Remains of 4,000 German war dead stored in crates in Usti factory

Wehrmacht soldiers

The Czech media made a grisly discovery last week - the exhumed remains of some four thousand German soldiers are being stored in a factory in North Bohemia. The remains were due to be reburied in a cemetery in Prague, but have been languishing in storage since the project ran out of money.

Wehrmacht soldiers
The Czech daily Mlada fronta Dnes made the grim discovery on Friday, reporting that the remains of 4,000 German soldiers, most of whom fell on Czech soil during World War Two, were being stored in crates in a factory somewhere in Usti nad Labem. The news came as a surprise to everyone, even to local officials.

It soon emerged that a factory making bathroom fixtures and fittings was the unlikely temporary resting place for the remains of 4,000 Wehrmacht troops. They were meant to be reburied in a former German Evangelical cemetery in Prague's Strasnice district. However the plan foundered three years ago when the project ran out of funds, and since then the remains have been stored in Usti. Sebastian Gerhardt, spokesman of the German embassy in Prague.

Photo: CTK
"One problem is definitely the financial aspect. At the moment it's difficult to tell whether the two sides - the cemetery and regional authorities in the Czech Republic and the People's Association for the Care of Wartime Graves - will come to an agreement. There's definitely a lack of finances, but it's an important goal - and also a humane one - to find an honourable final resting place for those soldiers who fell in the Second World War, no matter what side they were on."

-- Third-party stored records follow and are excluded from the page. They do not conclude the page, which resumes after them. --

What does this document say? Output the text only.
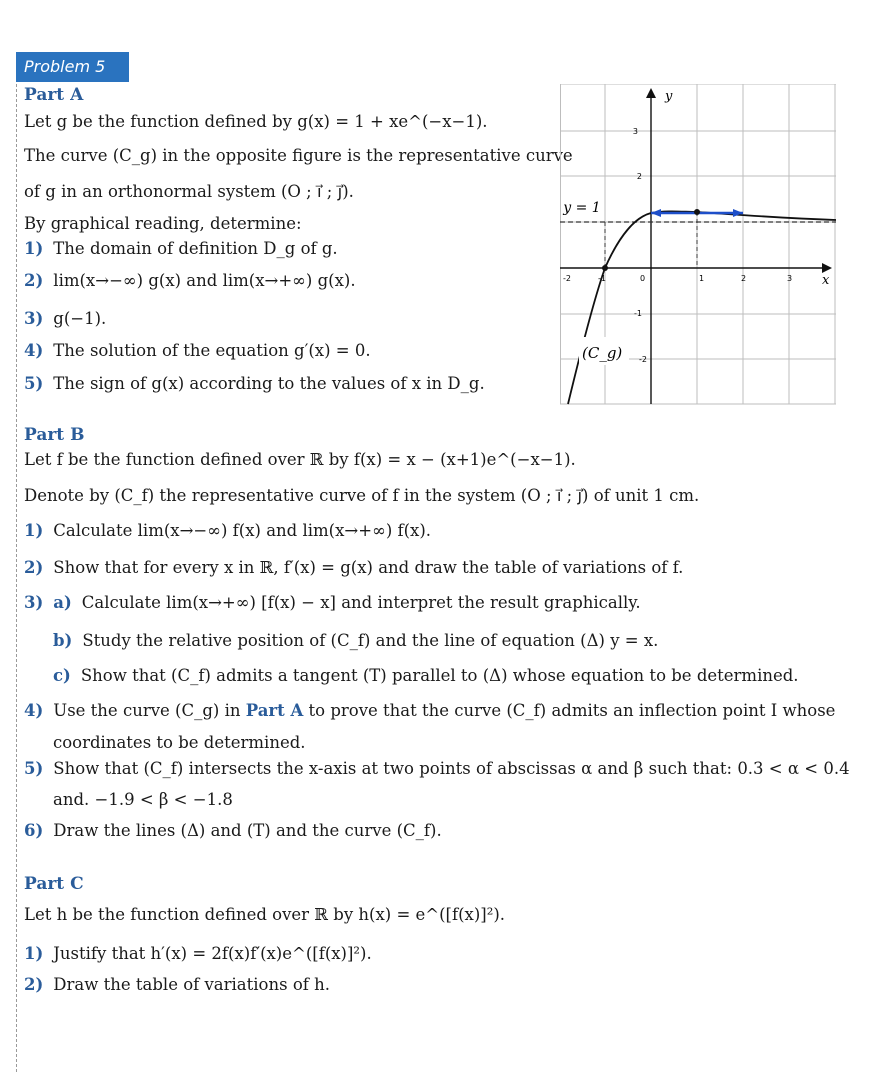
Problem 5
Part A
Let g be the function defined by g(x) = 1 + xe^(−x−1).
The curve (C_g) in the opposite figure is the representative curve
of g in an orthonormal system (O ; i⃗ ; j⃗).
By graphical reading, determine:
1) The domain of definition D_g of g.
2) lim(x→−∞) g(x) and lim(x→+∞) g(x).
3) g(−1).
4) The solution of the equation g′(x) = 0.
5) The sign of g(x) according to the values of x in D_g.
y = 1
y
x
3
2
-1
-2
-2	-1	0	1	2	3
(C_g)
Part B
Let f be the function defined over ℝ by f(x) = x − (x+1)e^(−x−1).
Denote by (C_f) the representative curve of f in the system (O ; i⃗ ; j⃗) of unit 1 cm.
1) Calculate lim(x→−∞) f(x) and lim(x→+∞) f(x).
2) Show that for every x in ℝ, f′(x) = g(x) and draw the table of variations of f.
3) a) Calculate lim(x→+∞) [f(x) − x] and interpret the result graphically.
b) Study the relative position of (C_f) and the line of equation (Δ) y = x.
c) Show that (C_f) admits a tangent (T) parallel to (Δ) whose equation to be determined.
4) Use the curve (C_g) in Part A to prove that the curve (C_f) admits an inflection point I whose
coordinates to be determined.
5) Show that (C_f) intersects the x-axis at two points of abscissas α and β such that: 0.3 < α < 0.4
and. −1.9 < β < −1.8
6) Draw the lines (Δ) and (T) and the curve (C_f).
Part C
Let h be the function defined over ℝ by h(x) = e^([f(x)]²).
1) Justify that h′(x) = 2f(x)f′(x)e^([f(x)]²).
2) Draw the table of variations of h.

Since the mid 1990s the Prague firm Pargent has been exhuming the remains for the German organisation Der Volksbund Deutsche Kriegsgräberfürsorge, or People's Association for the Care of Wartime Graves. Most of the 4,000 were Wehrmacht soldiers who fell in the final months of the war, as the Red Army approached from the east and the Americans from the west. Many were teenagers, conscripted into the Wehrmacht to defend the dying Third Reich.

Pargent arranged for the bodies to be exhumed from mass graves scattered around the Czech Republic. How they ended up in a fixtures and fittings factory in Usti nad Labem is anybody's guess - local hygiene officers were due to visit the factory on Wednesday. Both the German and Czech authorities are no doubt keen to resolve what is a grisly and highly sensitive problem.